Embora o mercado tenha reagido com relativa tranquilidade nesta quinta-feira, analistas alertam que qualquer interrupção prolongada no fluxo marítimo pode provocar novos aumentos nos custos logísticos e energéticos.
Soja e milho acompanham clima e demanda
Enquanto o cenário geopolítico domina as manchetes internacionais, os fundamentos agrícolas continuam determinando os preços das commodities.
No caso da soja, o mercado segue atento ao ritmo das exportações brasileiras e à demanda chinesa.
Já o milho continua sendo influenciado pelo desenvolvimento da segunda safra no Brasil e pelas condições climáticas nos Estados Unidos, principal concorrente do país no mercado global.
A avaliação predominante é que os preços permanecem pressionados por uma oferta relativamente confortável, embora eventos climáticos extremos possam alterar rapidamente esse cenário.
Pecuária observa custos e exportações
Na pecuária, o momento é de atenção aos custos de alimentação e ao comportamento dos mercados importadores.

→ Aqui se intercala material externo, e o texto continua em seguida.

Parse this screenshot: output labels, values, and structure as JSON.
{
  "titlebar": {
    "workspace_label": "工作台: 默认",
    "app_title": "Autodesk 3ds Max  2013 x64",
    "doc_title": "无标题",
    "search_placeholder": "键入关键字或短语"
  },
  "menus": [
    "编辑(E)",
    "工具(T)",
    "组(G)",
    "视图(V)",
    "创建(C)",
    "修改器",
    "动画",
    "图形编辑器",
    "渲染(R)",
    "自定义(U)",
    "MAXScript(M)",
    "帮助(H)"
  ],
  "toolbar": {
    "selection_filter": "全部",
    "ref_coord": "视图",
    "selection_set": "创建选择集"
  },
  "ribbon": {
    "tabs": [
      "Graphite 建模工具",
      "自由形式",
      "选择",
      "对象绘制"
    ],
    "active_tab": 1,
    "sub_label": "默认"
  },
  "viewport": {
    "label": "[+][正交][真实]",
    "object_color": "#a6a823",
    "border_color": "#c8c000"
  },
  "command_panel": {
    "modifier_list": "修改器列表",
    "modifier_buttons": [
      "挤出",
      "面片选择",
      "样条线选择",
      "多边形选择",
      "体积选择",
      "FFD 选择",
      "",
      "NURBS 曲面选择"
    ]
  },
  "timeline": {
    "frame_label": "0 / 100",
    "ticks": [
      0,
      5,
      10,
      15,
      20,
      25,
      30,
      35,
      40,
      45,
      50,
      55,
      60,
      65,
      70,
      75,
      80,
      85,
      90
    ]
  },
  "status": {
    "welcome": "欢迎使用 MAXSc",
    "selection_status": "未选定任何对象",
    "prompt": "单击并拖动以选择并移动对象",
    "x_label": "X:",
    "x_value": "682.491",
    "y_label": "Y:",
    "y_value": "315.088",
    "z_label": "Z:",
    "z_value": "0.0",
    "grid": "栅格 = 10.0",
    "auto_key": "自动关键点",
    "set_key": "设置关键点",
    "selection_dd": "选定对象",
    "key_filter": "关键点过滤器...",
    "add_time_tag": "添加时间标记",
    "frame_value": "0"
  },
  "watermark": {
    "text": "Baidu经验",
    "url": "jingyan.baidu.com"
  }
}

Especialistas avaliam que o chamado “tarifaço” americano tende a ter impacto limitado sobre as exportações brasileiras de carne bovina, uma vez que os Estados Unidos enfrentam atualmente dificuldades relacionadas à recomposição de seus rebanhos e à redução da oferta interna.
Para o pecuarista, entretanto, a preocupação continua sendo a rentabilidade da atividade, especialmente diante da oscilação dos preços do milho e dos custos operacionais.
Plano Safra e crédito seguem no radar
Além do cenário internacional, produtores acompanham as discussões sobre o próximo Plano Safra.
O aumento dos juros e as restrições de crédito vêm sendo apontados por entidades do setor como desafios importantes para o financiamento da produção agrícola.
A expectativa é que as próximas semanas tragam definições mais claras sobre recursos, taxas e programas de apoio ao campo.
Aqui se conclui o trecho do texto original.